The customer has no idea whatsoever what he paid for the phone, while Apple and the carrier both know exactly what he paid for it.
And there's a very good reason for this.
That the customer is even lead to believe that the paid only $199 is a joke - about which both Apple and carrier laughed for years.
The customer very easily can compute their own anticipated total cost of ownership for the phone: The up-front price, plus the monthly service fees * the number of months the customer maintains a service contract, plus any buyout fee if the customer ends the service contract earlier than he might have agreed to.

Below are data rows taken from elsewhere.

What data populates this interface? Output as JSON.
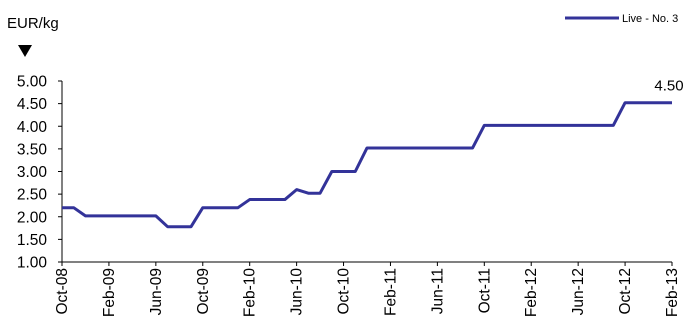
{
  "chart_data": {
    "type": "line",
    "title": "",
    "ylabel": "EUR/kg",
    "xlabel": "",
    "ylim": [
      1.0,
      5.0
    ],
    "yticks": [
      1.0,
      1.5,
      2.0,
      2.5,
      3.0,
      3.5,
      4.0,
      4.5,
      5.0
    ],
    "ytick_labels": [
      "1.00",
      "1.50",
      "2.00",
      "2.50",
      "3.00",
      "3.50",
      "4.00",
      "4.50",
      "5.00"
    ],
    "x_tick_labels": [
      "Oct-08",
      "Feb-09",
      "Jun-09",
      "Oct-09",
      "Feb-10",
      "Jun-10",
      "Oct-10",
      "Feb-11",
      "Jun-11",
      "Oct-11",
      "Feb-12",
      "Jun-12",
      "Oct-12",
      "Feb-13"
    ],
    "x_first": "Oct-08",
    "x_last": "Feb-13",
    "grid": false,
    "legend_position": "top-right",
    "end_label": "4.50",
    "colors": {
      "series": "#333399",
      "axis": "#000000"
    },
    "series": [
      {
        "name": "Live - No. 3",
        "points": [
          [
            "Oct-08",
            2.2
          ],
          [
            "Nov-08",
            2.2
          ],
          [
            "Dec-08",
            2.02
          ],
          [
            "Jan-09",
            2.02
          ],
          [
            "Feb-09",
            2.02
          ],
          [
            "Mar-09",
            2.02
          ],
          [
            "Apr-09",
            2.02
          ],
          [
            "May-09",
            2.02
          ],
          [
            "Jun-09",
            2.02
          ],
          [
            "Jul-09",
            1.78
          ],
          [
            "Aug-09",
            1.78
          ],
          [
            "Sep-09",
            1.78
          ],
          [
            "Oct-09",
            2.2
          ],
          [
            "Nov-09",
            2.2
          ],
          [
            "Dec-09",
            2.2
          ],
          [
            "Jan-10",
            2.2
          ],
          [
            "Feb-10",
            2.38
          ],
          [
            "Mar-10",
            2.38
          ],
          [
            "Apr-10",
            2.38
          ],
          [
            "May-10",
            2.38
          ],
          [
            "Jun-10",
            2.6
          ],
          [
            "Jul-10",
            2.52
          ],
          [
            "Aug-10",
            2.52
          ],
          [
            "Sep-10",
            3.0
          ],
          [
            "Oct-10",
            3.0
          ],
          [
            "Nov-10",
            3.0
          ],
          [
            "Dec-10",
            3.52
          ],
          [
            "Jan-11",
            3.52
          ],
          [
            "Feb-11",
            3.52
          ],
          [
            "Mar-11",
            3.52
          ],
          [
            "Apr-11",
            3.52
          ],
          [
            "May-11",
            3.52
          ],
          [
            "Jun-11",
            3.52
          ],
          [
            "Jul-11",
            3.52
          ],
          [
            "Aug-11",
            3.52
          ],
          [
            "Sep-11",
            3.52
          ],
          [
            "Oct-11",
            4.02
          ],
          [
            "Nov-11",
            4.02
          ],
          [
            "Dec-11",
            4.02
          ],
          [
            "Jan-12",
            4.02
          ],
          [
            "Feb-12",
            4.02
          ],
          [
            "Mar-12",
            4.02
          ],
          [
            "Apr-12",
            4.02
          ],
          [
            "May-12",
            4.02
          ],
          [
            "Jun-12",
            4.02
          ],
          [
            "Jul-12",
            4.02
          ],
          [
            "Aug-12",
            4.02
          ],
          [
            "Sep-12",
            4.02
          ],
          [
            "Oct-12",
            4.52
          ],
          [
            "Nov-12",
            4.52
          ],
          [
            "Dec-12",
            4.52
          ],
          [
            "Jan-13",
            4.52
          ],
          [
            "Feb-13",
            4.52
          ]
        ]
      }
    ]
  }
}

It really doesn't matter what portion of this total cost ends up in Apple's hands, and how much of it ends up going to the carrier. What matters to the customer, is the total amount of dollars that leaves the customer's wallet.
If the customer chooses to go for the "subsidized" phone, agreeing to a 24 month service contract, then their total cost of ownership can be easily computed to be one of two formulae: (Limiting our discussion to AT&T in the USA for the moment, because that's the country this thread is talking about...)
1) If the customer maintains the service contract for the full 24 months (assuming a typical price plan), the TCO is $200 + ($70 * 24) = $1900. Every customer can predict this very easily.
2) If the customer chooses to terminate early, after only N months, the TCO = $200 + (70 * N) + (325 * (24 - N)). Again, this is very easy to work out if the customer knows ahead of time that they'll need to cancel their service. If the customer doesn't know that they'll need to end their service early, then they'd be better off assuming they'll need to pay the full $1900 computed above.
Similarly, if the customer plans on buying the unlocked iPhone, and use it on AT&T (because that's the only carrier in the USA with the technology and frequency bands capable of using it to its fullest extent), it is very easy to work out what their TCO will be. It will be:
$660 + (70 * N)
Now, if they choose to only use their phone for 1 month and then give it up, then their total cost of ownership for "subsidized" phone would be (200 + 70 + 315 =)$585. For the "unsubsidized" phone, their TCO would be (660 + 70 =)$730.
Clearly, they're better off going for the "subsidized" option. The value proposition only gets better for the "subsidized" option the longer they remain on the contract.
The value for the "unlocked" option only really comes into play with a customer who knows that they need to
switch carriers while keeping the same phone. And in the USA, that effectively means that they know that they'll need to leave the country sometime soon.
Now, any customer who decided it would be a good idea to buy the "unsubsidized" phone through AT&T instead of buying it direct from Apple (in which case it's still locked to AT&T), was a complete fool. Because in that case they'd get all the price disadvantages of not accepting the subsidy, but without any of the convenience benefits of being able to connect the phone to another telco.